Compute the XC energy and potential (potential[0] is alpha and potential[1] is beta) at a single point. For LDA this is simply vαxc = dE/dnα and for GGA the expression is vαxc = dE/dnα - ∇·dE/d∇nα. The latter case thus needs the evaluation of the second derivatives of the functional. In the case of GGA the values of the density laplacians should be given at the end of the density array, giving at total of seven numbers in the XC_VARS_AB case (which is the only one supported at the moment).

This function has to be called one point at a time.

MetaGGA's are not supported at the moment, although this is in principle possible to implement for functionals that depend on the density laplacian (but not on the kinetic energy density).

xc_derivative_index(functional, derivative)

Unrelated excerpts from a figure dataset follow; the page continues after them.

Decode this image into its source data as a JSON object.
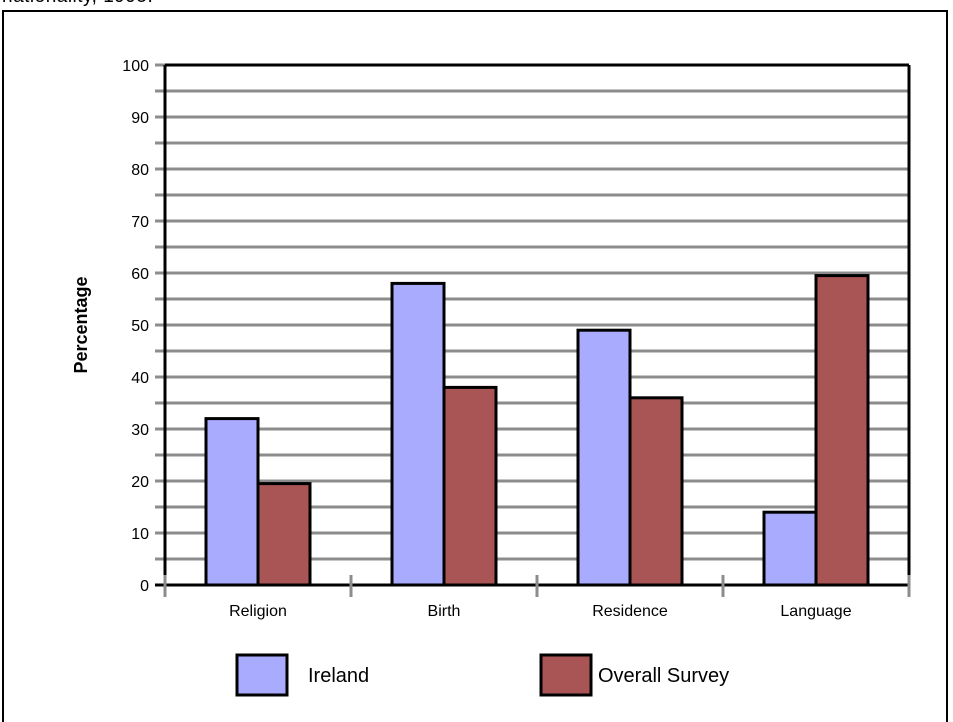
{
  "chart_data": {
    "type": "bar",
    "title": "nationality, 1995.",
    "xlabel": "",
    "ylabel": "Percentage",
    "ylim": [
      0,
      100
    ],
    "yticks": [
      0,
      10,
      20,
      30,
      40,
      50,
      60,
      70,
      80,
      90,
      100
    ],
    "categories": [
      "Religion",
      "Birth",
      "Residence",
      "Language"
    ],
    "grid": true,
    "legend_position": "bottom",
    "series": [
      {
        "name": "Ireland",
        "color": "#a9abff",
        "values": [
          32,
          58,
          49,
          14
        ]
      },
      {
        "name": "Overall Survey",
        "color": "#aa5555",
        "values": [
          19.5,
          38,
          36,
          59.5
        ]
      }
    ]
  }
}
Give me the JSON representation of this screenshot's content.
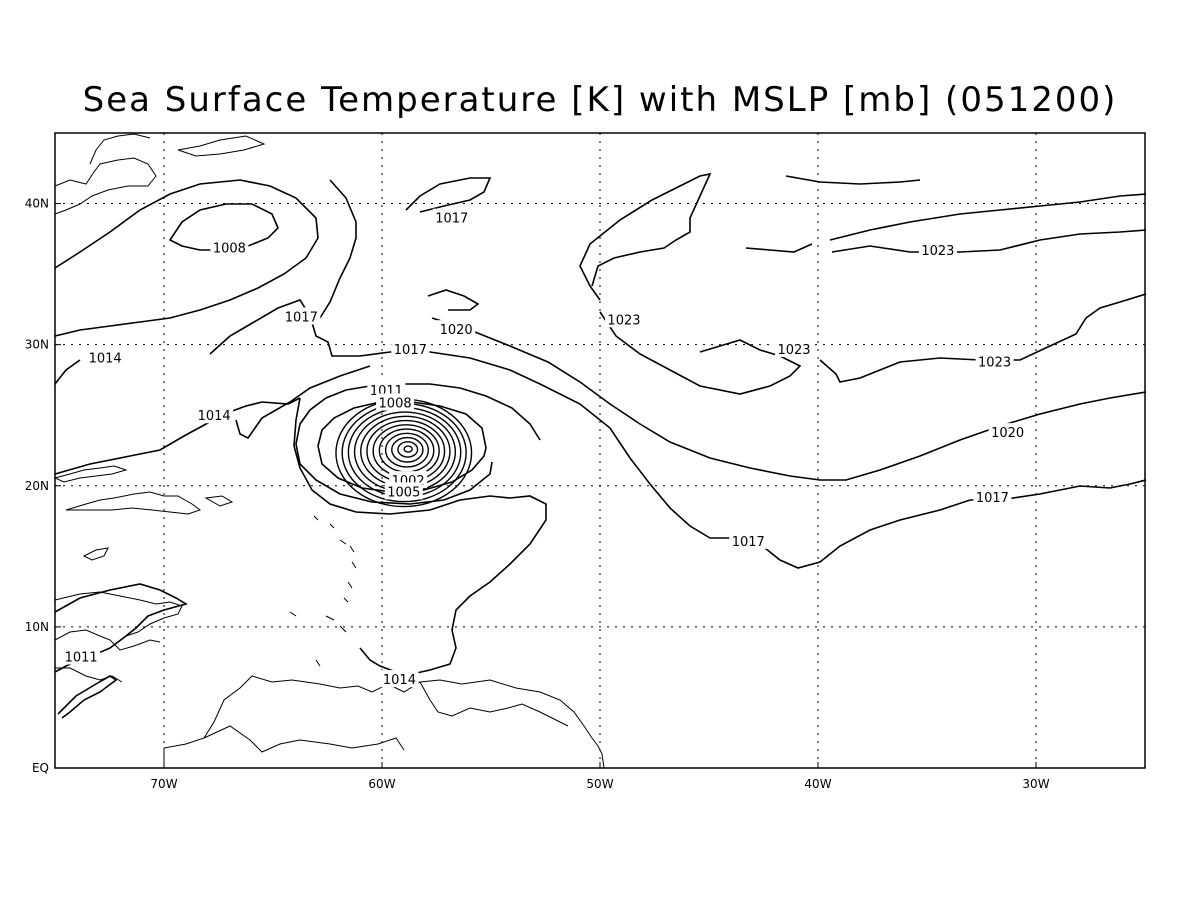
{
  "title": "Sea Surface Temperature [K] with MSLP [mb] (051200)",
  "map": {
    "lon_range": [
      -75,
      -25
    ],
    "lat_range": [
      0,
      45
    ],
    "grid_lines": true,
    "x_ticks": [
      {
        "lon": -70,
        "label": "70W"
      },
      {
        "lon": -60,
        "label": "60W"
      },
      {
        "lon": -50,
        "label": "50W"
      },
      {
        "lon": -40,
        "label": "40W"
      },
      {
        "lon": -30,
        "label": "30W"
      }
    ],
    "y_ticks": [
      {
        "lat": 0,
        "label": "EQ"
      },
      {
        "lat": 10,
        "label": "10N"
      },
      {
        "lat": 20,
        "label": "20N"
      },
      {
        "lat": 30,
        "label": "30N"
      },
      {
        "lat": 40,
        "label": "40N"
      }
    ],
    "low_center": {
      "lon": -58.8,
      "lat": 22.6
    },
    "contour_labels": [
      {
        "text": "1008",
        "lon": -67.0,
        "lat": 36.9
      },
      {
        "text": "1017",
        "lon": -56.8,
        "lat": 39.0
      },
      {
        "text": "1017",
        "lon": -63.7,
        "lat": 32.0
      },
      {
        "text": "1014",
        "lon": -72.7,
        "lat": 29.1
      },
      {
        "text": "1020",
        "lon": -56.6,
        "lat": 31.1
      },
      {
        "text": "1023",
        "lon": -48.9,
        "lat": 31.8
      },
      {
        "text": "1023",
        "lon": -34.5,
        "lat": 36.7
      },
      {
        "text": "1017",
        "lon": -58.7,
        "lat": 29.7
      },
      {
        "text": "1023",
        "lon": -41.1,
        "lat": 29.7
      },
      {
        "text": "1023",
        "lon": -31.9,
        "lat": 28.8
      },
      {
        "text": "1011",
        "lon": -59.8,
        "lat": 26.8
      },
      {
        "text": "1008",
        "lon": -59.4,
        "lat": 25.9
      },
      {
        "text": "1014",
        "lon": -67.7,
        "lat": 25.0
      },
      {
        "text": "1020",
        "lon": -31.3,
        "lat": 23.8
      },
      {
        "text": "1002",
        "lon": -58.8,
        "lat": 20.4
      },
      {
        "text": "1005",
        "lon": -59.0,
        "lat": 19.6
      },
      {
        "text": "1017",
        "lon": -32.0,
        "lat": 19.2
      },
      {
        "text": "1017",
        "lon": -43.2,
        "lat": 16.1
      },
      {
        "text": "1011",
        "lon": -73.8,
        "lat": 7.9
      },
      {
        "text": "1014",
        "lon": -59.2,
        "lat": 6.3
      }
    ]
  }
}
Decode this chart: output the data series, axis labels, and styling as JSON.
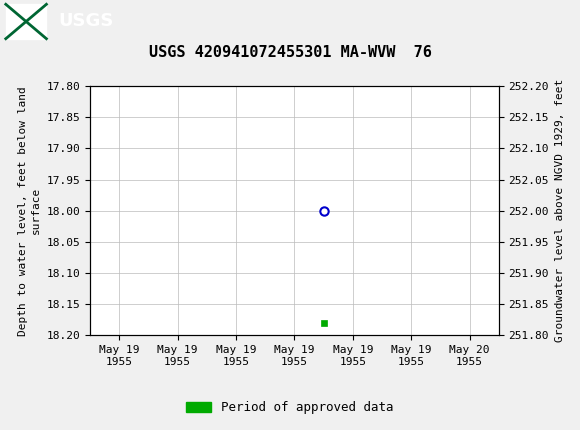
{
  "title": "USGS 420941072455301 MA-WVW  76",
  "title_fontsize": 11,
  "header_color": "#006633",
  "background_color": "#f0f0f0",
  "plot_background": "#ffffff",
  "grid_color": "#bbbbbb",
  "left_ylabel": "Depth to water level, feet below land\nsurface",
  "right_ylabel": "Groundwater level above NGVD 1929, feet",
  "ylabel_fontsize": 8,
  "ylim_left_top": 17.8,
  "ylim_left_bottom": 18.2,
  "ylim_right_top": 252.2,
  "ylim_right_bottom": 251.8,
  "yticks_left": [
    17.8,
    17.85,
    17.9,
    17.95,
    18.0,
    18.05,
    18.1,
    18.15,
    18.2
  ],
  "yticks_right": [
    252.2,
    252.15,
    252.1,
    252.05,
    252.0,
    251.95,
    251.9,
    251.85,
    251.8
  ],
  "data_point_x": 3.5,
  "data_point_y": 18.0,
  "data_point_color": "#0000cc",
  "data_point_size": 6,
  "green_square_x": 3.5,
  "green_square_y": 18.18,
  "green_square_color": "#00aa00",
  "legend_label": "Period of approved data",
  "legend_color": "#00aa00",
  "xtick_labels": [
    "May 19\n1955",
    "May 19\n1955",
    "May 19\n1955",
    "May 19\n1955",
    "May 19\n1955",
    "May 19\n1955",
    "May 20\n1955"
  ],
  "xtick_positions": [
    0,
    1,
    2,
    3,
    4,
    5,
    6
  ],
  "tick_fontsize": 8,
  "font_family": "monospace"
}
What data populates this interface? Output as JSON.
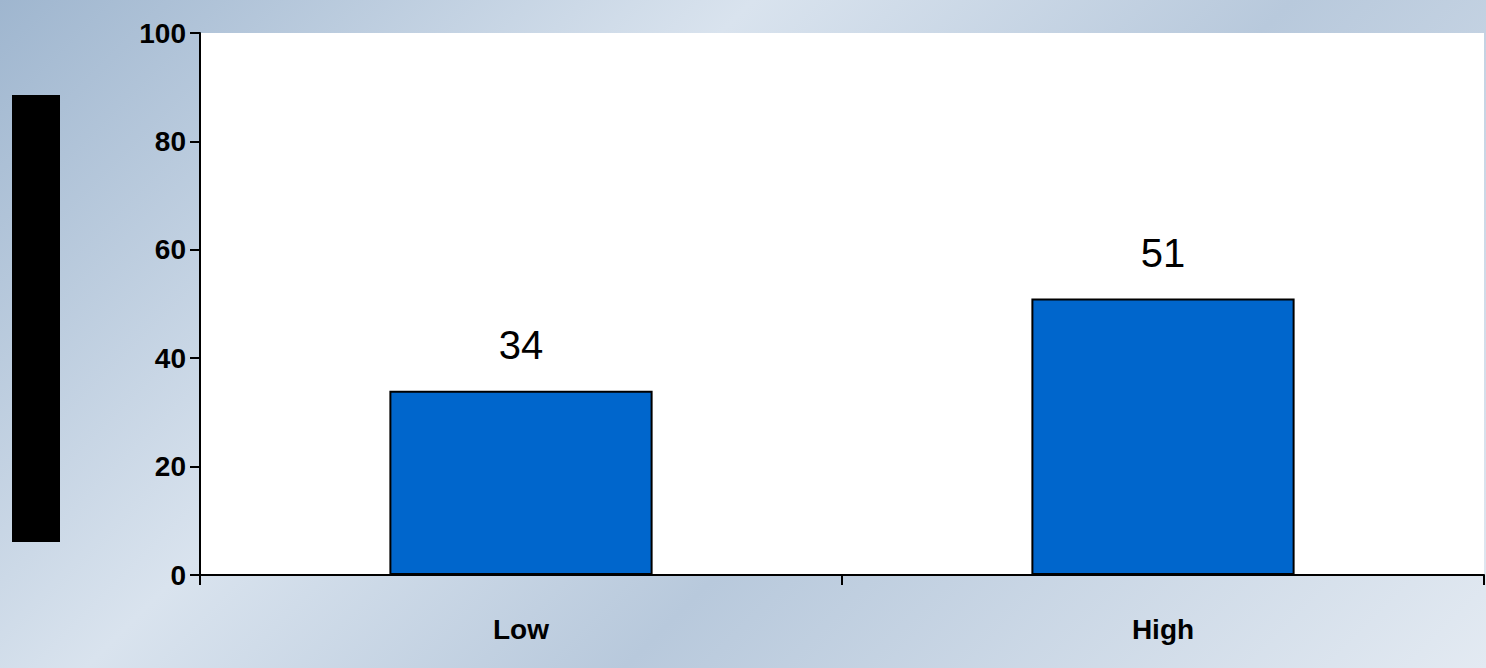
{
  "chart_data": {
    "type": "bar",
    "categories": [
      "Low",
      "High"
    ],
    "values": [
      34,
      51
    ],
    "color": "#0066cc",
    "ylim": [
      0,
      100
    ],
    "yticks": [
      0,
      20,
      40,
      60,
      80,
      100
    ],
    "data_labels": true,
    "grid": false
  }
}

Given an integer array of "exponents" this function returns the index into the output array of xc_eval where the corresponding derivative is located. Note that this position depends on the functional type and mode. Alternatively you can, for low orders, use the predefined constants of the form XC_D01000 (which corresponds to the first derivative with respect to the second variable, for setups with five variables). To use these predefined constants you must therefore know the type of your functional beforehand. For LDA in a two variable mode the corresponding constant would be XC_D01, but this is a different index from XC_D01000.

Compile Time Options

The file src/config.h contains a number of compile time options. These are
  • XC_MAX_ORDER Define this to the highest order of derivatives that the library should support. Too high values make the library huge in size.
  • XC_NO_REGULARIZATION Define this to turn off regularization of the input densities in xc_eval(). If you use this option and feed the library unphysical densities it can and will stop or crash. Use mainly to investigate numerical behaviour near singular points.
  • XC_NO_SCHWARZ_REGULARIZATION Do not strictly enforce the Schwarz inequality for the gradient norms. This inequality can be violated without encountering any problems for most functionals, and it's suggested that this option is kept active (i.e. the regularization is turned off).
  • XCFUN_IN_DEVELOPMENT Enable code that is still "in development". This code is probably marked "in development" for a reason, and may contain bugs.
  • XCFUN_REF_PW92C Use the truncated valued from the reference implementation for some exact constants in the PW92C correlation functional. This can help getting an exact agreement with other implementations. Functionals that use PW92C (i.e. PBEC) are also affected by this options.